Call monitoring is annotation processor used for allowing/disallowing certain callers for some particular method in runtime.

How to run this with IntelliJ IDEA?

  1. Check out the project from git repository and open it.
  2. Right click on Processor module and Build it (it's always better to use Rebuild).
  3. Open Build | Build artifacts
  4. Rebuild Processor artifact
  5. Compile and run Main.java

What's inside?

Call monitoring generates subclass that must be always returned as an instance of monitored class. Generated sublcass verifies caller and then delegates to superclass.

Limitations

The way monitoring is performed creates some limitation on the way we write the class.

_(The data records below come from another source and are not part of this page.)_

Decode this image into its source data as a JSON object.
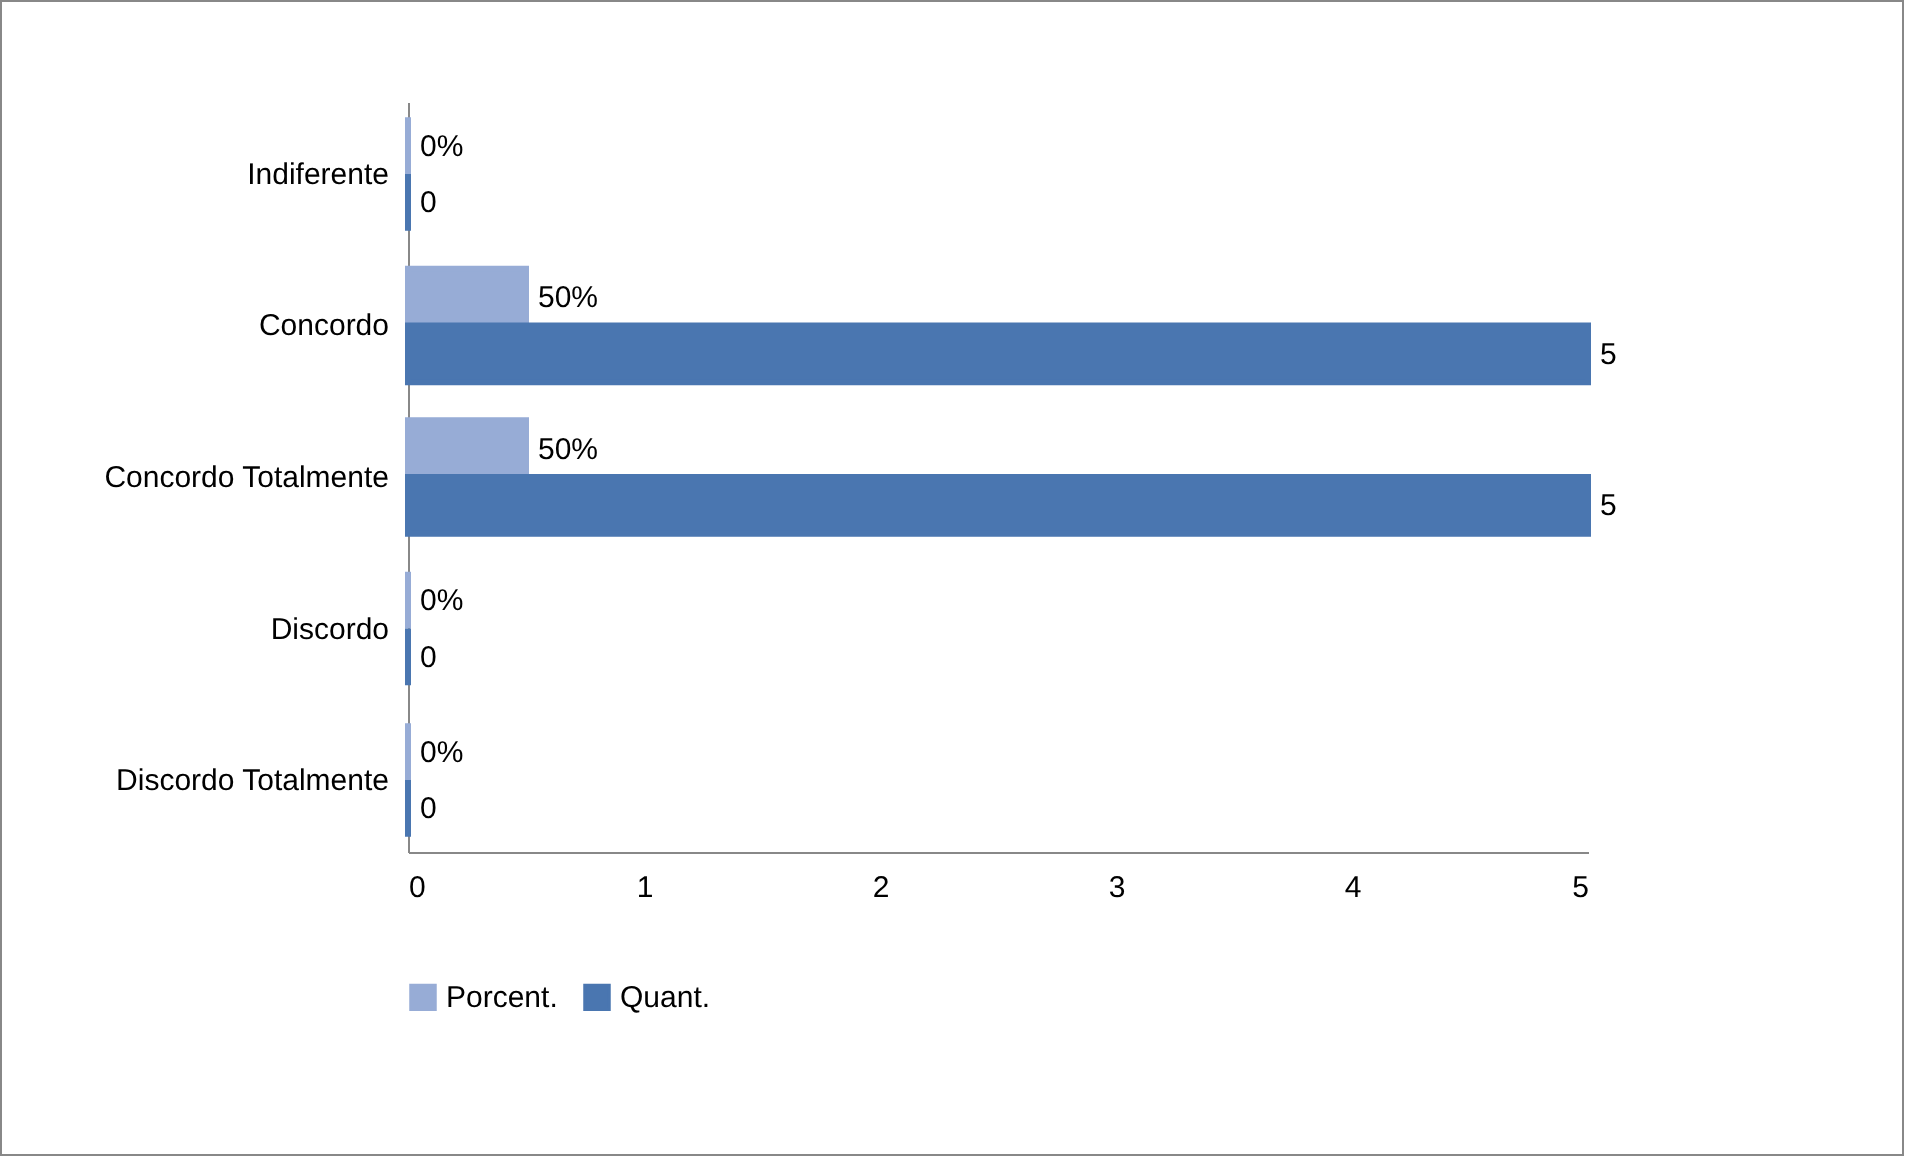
{
  "chart_data": {
    "type": "bar",
    "orientation": "horizontal",
    "categories": [
      "Indiferente",
      "Concordo",
      "Concordo Totalmente",
      "Discordo",
      "Discordo Totalmente"
    ],
    "series": [
      {
        "name": "Porcent.",
        "color": "#97acd6",
        "values": [
          0,
          0.5,
          0.5,
          0,
          0
        ],
        "value_labels": [
          "0%",
          "50%",
          "50%",
          "0%",
          "0%"
        ]
      },
      {
        "name": "Quant.",
        "color": "#4a76b0",
        "values": [
          0,
          5,
          5,
          0,
          0
        ],
        "value_labels": [
          "0",
          "5",
          "5",
          "0",
          "0"
        ]
      }
    ],
    "xlim": [
      0,
      5
    ],
    "xticks": [
      0,
      1,
      2,
      3,
      4,
      5
    ],
    "grid": false,
    "legend": "bottom"
  }
}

  1. Class should not be instantiated directly. Instead use static method which will return instance of subclass.
  2. Class cannot be final. We should be able to inherit from it.
  3. Monitored methods should not be abstract, static or final.
  4. There's no support for generics (for now).

How to use it?

Call monitoring provides three annotations for use. They are:

  1. @Monitored. Used for classes that contain methods to be monitored.
  2. @CalledBy(<list of several method's FQN>). Used to allow only given callers for annotated method.
  3. @CallStack(<list of call stack items>). Allow only given chain of callers at the moment of call.

Example

MonitoredClass.java
package com.example.test;

import kz.edu.nu.monitored.annotations.CalledBy;
import kz.edu.nu.monitored.annotations.Monitored;

@Monitored
class MonitoredClass {
    static MonitoredClass getInstance() {
        return new MonitoredClass_Monitored();
    }

    @CalledBy("com.example.test.Main# allowedCaller")
    int call(String s, int q) {
        System.out.println(s);
        return q;
    }
}
Main.java
package com.example.test;

public static void main(String args[]) {
    allowedCaller();
    try {
        MonitoredClass cl = MonitoredClass.getInstance();
        System.out.println(cl.call("Hello", 1));
    } catch (Throwable t) {
        System.out.println(t.getMessage());
    }
}

static void allowedCaller() {
    MonitoredClass cl = MonitoredClass.getInstance();
    System.out.println(cl.call("Hello", 1));
}

MonitoredClass_Monitored.java (after reformatting)

package com.example.test;

import kz.edu.nu.monitored.Monitoring;

import java.util.Arrays;
import java.util.List;

class MonitoredClass_Monitored extends MonitoredClass {

    MonitoredClass_Monitored() {
        super();
    }

    int call(java.lang.String s, int q) {
        String[] callerList = {
                "com.example.test.Main# allowedCaller"
        };
        StackTraceElement[] trace = (new Throwable()).getStackTrace();
        if (!Monitoring.verifyCallerList(callerList, trace)) {
            throw new Error("Caller " + trace[1].getMethodName() + " is not allowed for call");
        }

        return super.call(s, q);
    }
}

Notes for contributors:

Steps for adding new monitoring type (like @CallStack or @CalledBy):

  1. Create annotation for your monitoring type.
  2. Create subclass of MonitoringInfo.java, add Type enum (which is used as factory).
  3. Create template for your monitoring body.
  4. Add some code to Monitoring.java (optional).

Other notes:

  1. Templates are written using Freemarker.
  2. MonitoredProcessor.java contains the logic of extraction data from source code.
  3. Data model for constructors and methods is stored in ExecutableModel class.